Montgomery A A, Fahey T
Division of Primary Health Care, University of Bristol, Bristol BS8 2PR, UK.
Qual Health Care. 2001 Sep;10 Suppl 1(Suppl 1):i39-43. doi: 10.1136/qhc.0100039...
The shared model of medical decision making has been proposed as the preferred method of determining patients' treatment. However, agreement may be more difficult to achieve if patients' and clinicians' preferences are polarised. The aim of this paper is to explore how closely patients and clinicians agree in their preferences for different treatment options. Only studies that made quantifiable estimates of preferences were included.

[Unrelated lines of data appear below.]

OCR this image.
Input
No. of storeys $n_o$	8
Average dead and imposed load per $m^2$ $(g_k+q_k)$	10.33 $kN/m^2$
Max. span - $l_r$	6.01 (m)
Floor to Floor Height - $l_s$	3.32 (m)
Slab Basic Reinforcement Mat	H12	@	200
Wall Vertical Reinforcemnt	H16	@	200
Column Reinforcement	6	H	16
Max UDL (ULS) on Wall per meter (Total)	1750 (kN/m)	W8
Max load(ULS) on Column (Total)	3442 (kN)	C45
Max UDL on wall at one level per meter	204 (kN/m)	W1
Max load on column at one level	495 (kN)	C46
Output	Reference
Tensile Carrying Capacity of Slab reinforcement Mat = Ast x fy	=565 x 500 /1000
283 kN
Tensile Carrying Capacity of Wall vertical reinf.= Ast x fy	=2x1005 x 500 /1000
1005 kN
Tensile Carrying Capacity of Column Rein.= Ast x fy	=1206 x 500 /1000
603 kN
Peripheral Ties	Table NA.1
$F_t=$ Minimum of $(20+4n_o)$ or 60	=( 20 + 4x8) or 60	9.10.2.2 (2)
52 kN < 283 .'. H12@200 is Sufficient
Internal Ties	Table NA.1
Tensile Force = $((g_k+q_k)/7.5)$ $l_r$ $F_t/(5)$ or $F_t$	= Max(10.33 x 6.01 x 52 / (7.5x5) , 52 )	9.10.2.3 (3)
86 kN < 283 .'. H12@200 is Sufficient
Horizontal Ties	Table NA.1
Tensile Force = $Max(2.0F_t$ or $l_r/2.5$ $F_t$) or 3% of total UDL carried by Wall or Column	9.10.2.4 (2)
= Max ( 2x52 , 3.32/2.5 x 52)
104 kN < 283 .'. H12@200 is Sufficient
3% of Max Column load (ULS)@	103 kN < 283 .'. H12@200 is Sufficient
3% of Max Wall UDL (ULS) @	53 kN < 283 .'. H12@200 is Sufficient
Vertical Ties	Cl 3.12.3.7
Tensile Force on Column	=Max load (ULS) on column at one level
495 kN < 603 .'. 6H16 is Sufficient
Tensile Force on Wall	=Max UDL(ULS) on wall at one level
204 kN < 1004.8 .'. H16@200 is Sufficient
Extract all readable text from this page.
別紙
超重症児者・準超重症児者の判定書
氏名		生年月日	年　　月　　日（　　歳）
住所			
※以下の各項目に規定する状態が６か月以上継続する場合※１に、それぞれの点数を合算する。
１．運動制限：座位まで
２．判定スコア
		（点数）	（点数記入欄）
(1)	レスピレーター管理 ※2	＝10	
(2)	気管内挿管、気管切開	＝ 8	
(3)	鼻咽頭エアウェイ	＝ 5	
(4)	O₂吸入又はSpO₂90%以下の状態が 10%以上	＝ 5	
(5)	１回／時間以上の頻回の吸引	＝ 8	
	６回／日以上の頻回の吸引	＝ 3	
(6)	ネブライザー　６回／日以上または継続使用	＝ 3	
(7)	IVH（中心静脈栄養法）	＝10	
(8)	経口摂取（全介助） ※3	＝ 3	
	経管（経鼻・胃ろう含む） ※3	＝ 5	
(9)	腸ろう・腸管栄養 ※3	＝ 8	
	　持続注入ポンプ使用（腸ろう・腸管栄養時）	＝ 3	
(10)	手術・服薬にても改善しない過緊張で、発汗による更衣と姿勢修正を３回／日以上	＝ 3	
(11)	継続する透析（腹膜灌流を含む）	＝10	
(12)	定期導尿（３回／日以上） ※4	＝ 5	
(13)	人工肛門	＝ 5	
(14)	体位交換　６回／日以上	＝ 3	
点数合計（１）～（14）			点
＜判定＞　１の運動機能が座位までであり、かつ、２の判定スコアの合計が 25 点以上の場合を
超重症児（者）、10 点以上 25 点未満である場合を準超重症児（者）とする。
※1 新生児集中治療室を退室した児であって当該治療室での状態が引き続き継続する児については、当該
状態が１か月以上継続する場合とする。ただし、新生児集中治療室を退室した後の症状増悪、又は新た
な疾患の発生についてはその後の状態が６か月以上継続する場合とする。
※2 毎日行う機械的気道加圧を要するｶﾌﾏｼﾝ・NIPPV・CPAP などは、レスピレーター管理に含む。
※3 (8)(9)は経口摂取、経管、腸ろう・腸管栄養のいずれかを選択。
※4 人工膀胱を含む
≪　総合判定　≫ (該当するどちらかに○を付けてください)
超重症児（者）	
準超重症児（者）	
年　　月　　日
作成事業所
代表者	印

There is some evidence that patients and health professionals often do not agree on treatment preference in the areas of cardiovascular disease, cancer, obstetrics and gynaecology, and acute respiratory illness. However, the magnitude and direction of these differences vary and may depend on the condition of interest. Most of the research to date is cross sectional; longitudinal research is required to investigate whether preferences change over time and are related to treatment choice, adherence to medication if taken, and health outcomes.
共同医疗决策模型已被提议作为确定患者治疗方案的首选方法。然而,如果患者和临床医生的偏好两极分化,达成一致可能会更加困难。本文旨在探讨患者和临床医生在不同治疗方案偏好上的一致程度。仅纳入了对偏好进行可量化估计的研究。有证据表明,在心血管疾病、癌症、妇产科和急性呼吸道疾病领域,患者和卫生专业人员在治疗偏好上常常存在分歧。然而,这些差异的程度和方向各不相同,可能取决于所关注的疾病状况。迄今为止,大多数研究都是横断面研究;需要进行纵向研究来调查偏好是否随时间变化,以及是否与治疗选择、服药依从性(如果服药的话)和健康结果相关。